2QFY20 Earnings: EBIDTA Ahead of Tepid Expectations; Expect Limited Upside

21 NOVEMBER 2019

The 2QFY20 EBIDTA for BSE-100 companies came slightly ahead of tepid expectations, along with flattish year-on-year growth in revenue and PBT. Reported PAT (profit after tax) however, declined 13% YoY for the quarter that saw one-off effects from AGR provisioning losses in telecom, DTA revaluations in Financials, sharply lower provisioning for PSU banks and the adoption of new corporate tax rate.

Among sectors – Autos, Staples and Cement benefited the most from lower input costs.
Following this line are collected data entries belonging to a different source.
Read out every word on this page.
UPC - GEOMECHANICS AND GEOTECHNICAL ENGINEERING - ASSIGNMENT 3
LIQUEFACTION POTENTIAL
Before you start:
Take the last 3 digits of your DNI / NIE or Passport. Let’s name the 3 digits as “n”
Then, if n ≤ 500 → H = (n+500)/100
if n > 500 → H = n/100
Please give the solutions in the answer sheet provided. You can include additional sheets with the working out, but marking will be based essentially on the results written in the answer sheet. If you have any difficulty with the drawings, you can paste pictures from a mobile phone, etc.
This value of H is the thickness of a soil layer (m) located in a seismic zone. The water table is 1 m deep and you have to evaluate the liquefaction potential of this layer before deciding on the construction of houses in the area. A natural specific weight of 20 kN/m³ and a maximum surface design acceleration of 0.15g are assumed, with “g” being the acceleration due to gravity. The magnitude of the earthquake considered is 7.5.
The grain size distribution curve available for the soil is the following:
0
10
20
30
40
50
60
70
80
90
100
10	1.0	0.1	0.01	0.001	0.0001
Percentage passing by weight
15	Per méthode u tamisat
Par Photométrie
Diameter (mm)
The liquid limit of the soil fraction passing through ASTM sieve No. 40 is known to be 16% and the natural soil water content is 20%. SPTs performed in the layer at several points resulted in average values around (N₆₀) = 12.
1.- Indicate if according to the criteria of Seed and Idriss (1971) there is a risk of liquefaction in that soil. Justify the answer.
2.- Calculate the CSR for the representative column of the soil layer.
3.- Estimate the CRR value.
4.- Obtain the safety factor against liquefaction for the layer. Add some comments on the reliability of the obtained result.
Operating profits were better than expected across all sectors, except energy, where refining margins disappointed. Banks reported better than expected PPoP (pre-provision operating profit) largely led by treasury gains. Ex-energy, EBITDA and PBT came 5% and 3% better than expectations respectively.

Citi analysts now expect the recent corporate tax rate cut to provide a 4% boost to their NIFTY 50 FY20 EPS (Earnings Per Share) estimates owing to lower effective tax rate of 27.5% now vs 30% earlier. About 50% of Citi covered companies announced adoption of the new tax structure, while 25% plan to stick to the older regime.

Source: Bloomberg, Company Data, Citi Research Note: Revenue is ex-energy; PBT – Profit before taxes. 99/100 BSE-100 Companies.

Citi analysts estimate FY20E NIFTY earnings to grow +3% YoY, sharply below consensus estimate of +14% YoY, owing to higher expected weakness in materials, energy and telecom.

Driven by positive global sentiment and emerging market flows, Nifty has returned 7% over the course of the 2QFY20 earnings season (MSCI EM up 5%). Citi analysts, however, believe that the current valuation of 18.5x 1yr-forward P/E (i.e. 1.5sd above long term mean) leaves little upside. Policy announcements aimed at alleviating financial stress and boosting consumption, along with developments in US-China trade talks may drive sentiments and FII flows going forward.